Mundo ficciónIniciar sesiónAlison permanece de pie al otro lado del cristal, con los brazos cruzados sobre su pecho, la preocupación presente en su rostro y en total silencio mientras observa cómo el equipo médico vuelve a conectar a su hijo a una nueva serie de máquinas totalmente distintas a las que utilizaron en la mañana.
«Odio todo esto»
Es el rápido pensamiento que cruza por su mente. No le gusta estar ahí, no porque no quiera a su hijo o porque no quiera acompañarlo a sus citas, sino porque después de tantos años ha aprendido que cada vez que terminan con las pruebas y el médico le pide hablar a solas, cada vez que ve esa expresión seria en sus rostros, significa que algo más está ocurriendo, que la condición de Hagen a vuelto a cambiar.
Ella tambien es médico y sabe como se disfrazan las palabras cuando hay algo de que no pueden explicar, algo que médicamente no pueden solucionar.
Del otro lado del cristal, Hagen permanece sentado sobre la camilla mientras una enfermera ajusta algunos sensores en su cuerpo.
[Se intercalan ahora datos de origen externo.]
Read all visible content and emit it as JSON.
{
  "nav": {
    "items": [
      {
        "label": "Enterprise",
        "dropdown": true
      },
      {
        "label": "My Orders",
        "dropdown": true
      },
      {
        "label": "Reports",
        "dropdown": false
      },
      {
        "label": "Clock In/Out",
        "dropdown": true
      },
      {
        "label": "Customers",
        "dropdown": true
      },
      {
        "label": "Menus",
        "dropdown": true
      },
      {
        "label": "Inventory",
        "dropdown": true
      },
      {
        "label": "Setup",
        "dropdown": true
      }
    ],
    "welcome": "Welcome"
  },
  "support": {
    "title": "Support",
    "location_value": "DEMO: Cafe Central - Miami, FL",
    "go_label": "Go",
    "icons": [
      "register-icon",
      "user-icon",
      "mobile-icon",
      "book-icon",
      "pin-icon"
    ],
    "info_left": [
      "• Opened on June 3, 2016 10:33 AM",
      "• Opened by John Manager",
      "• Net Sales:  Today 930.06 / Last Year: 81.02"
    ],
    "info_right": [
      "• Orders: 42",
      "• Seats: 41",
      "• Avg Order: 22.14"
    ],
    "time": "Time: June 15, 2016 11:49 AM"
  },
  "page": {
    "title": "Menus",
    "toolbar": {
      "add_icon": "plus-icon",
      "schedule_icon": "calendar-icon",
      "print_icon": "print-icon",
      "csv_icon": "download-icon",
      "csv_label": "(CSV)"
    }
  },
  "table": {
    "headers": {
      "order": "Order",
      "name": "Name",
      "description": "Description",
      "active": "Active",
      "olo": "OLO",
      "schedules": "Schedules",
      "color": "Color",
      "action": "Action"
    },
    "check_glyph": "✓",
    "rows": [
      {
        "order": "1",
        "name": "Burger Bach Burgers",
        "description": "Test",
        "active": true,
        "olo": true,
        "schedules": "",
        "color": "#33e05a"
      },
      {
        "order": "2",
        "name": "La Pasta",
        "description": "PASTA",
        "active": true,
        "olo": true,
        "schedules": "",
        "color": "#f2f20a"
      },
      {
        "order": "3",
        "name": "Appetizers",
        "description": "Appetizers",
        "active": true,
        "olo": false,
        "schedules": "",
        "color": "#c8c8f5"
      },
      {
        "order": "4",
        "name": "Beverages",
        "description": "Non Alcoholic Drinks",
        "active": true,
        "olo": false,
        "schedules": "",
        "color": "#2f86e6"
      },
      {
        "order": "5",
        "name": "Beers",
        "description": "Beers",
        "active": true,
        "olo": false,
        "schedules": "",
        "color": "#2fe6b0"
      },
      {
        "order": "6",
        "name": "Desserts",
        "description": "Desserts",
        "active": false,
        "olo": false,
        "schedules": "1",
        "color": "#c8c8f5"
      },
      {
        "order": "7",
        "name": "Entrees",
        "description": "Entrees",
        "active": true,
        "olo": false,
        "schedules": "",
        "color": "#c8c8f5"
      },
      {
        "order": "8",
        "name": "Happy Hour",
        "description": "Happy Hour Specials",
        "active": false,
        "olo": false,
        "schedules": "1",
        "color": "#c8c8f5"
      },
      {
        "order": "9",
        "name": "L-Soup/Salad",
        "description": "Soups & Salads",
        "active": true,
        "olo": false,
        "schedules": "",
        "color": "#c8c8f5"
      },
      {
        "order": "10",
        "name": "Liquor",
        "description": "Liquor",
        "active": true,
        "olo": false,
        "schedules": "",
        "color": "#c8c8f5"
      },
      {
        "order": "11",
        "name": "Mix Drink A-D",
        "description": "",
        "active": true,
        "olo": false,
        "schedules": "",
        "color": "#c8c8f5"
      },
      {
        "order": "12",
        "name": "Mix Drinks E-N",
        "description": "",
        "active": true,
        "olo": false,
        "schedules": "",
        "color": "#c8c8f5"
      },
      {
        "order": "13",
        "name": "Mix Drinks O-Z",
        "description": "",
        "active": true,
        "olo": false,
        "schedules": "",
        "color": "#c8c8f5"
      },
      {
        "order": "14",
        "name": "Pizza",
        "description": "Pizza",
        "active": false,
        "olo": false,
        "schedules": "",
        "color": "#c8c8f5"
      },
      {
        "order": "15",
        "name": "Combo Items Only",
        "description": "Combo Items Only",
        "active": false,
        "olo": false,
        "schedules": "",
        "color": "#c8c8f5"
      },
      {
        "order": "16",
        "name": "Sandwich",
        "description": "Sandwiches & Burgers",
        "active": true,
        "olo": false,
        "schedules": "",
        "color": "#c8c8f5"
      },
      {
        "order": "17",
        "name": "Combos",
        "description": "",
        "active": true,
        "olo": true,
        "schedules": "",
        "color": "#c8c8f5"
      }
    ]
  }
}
A pesar de tener diez años, hay momentos en los que parece mucho más pequeño. Su rostro conserva todavía esa inocencia que Alison intenta proteger a toda costa, pero sus ojos negros, son demasiado intensos para un niño de su edad.
Su hijo es diferente, siempre lo ha sido. Desde el momento en que nació, Alison supo que algo en él no era igual a los demás, lo que nunca ha sabido es exactamente que es eso que lo hace distinto.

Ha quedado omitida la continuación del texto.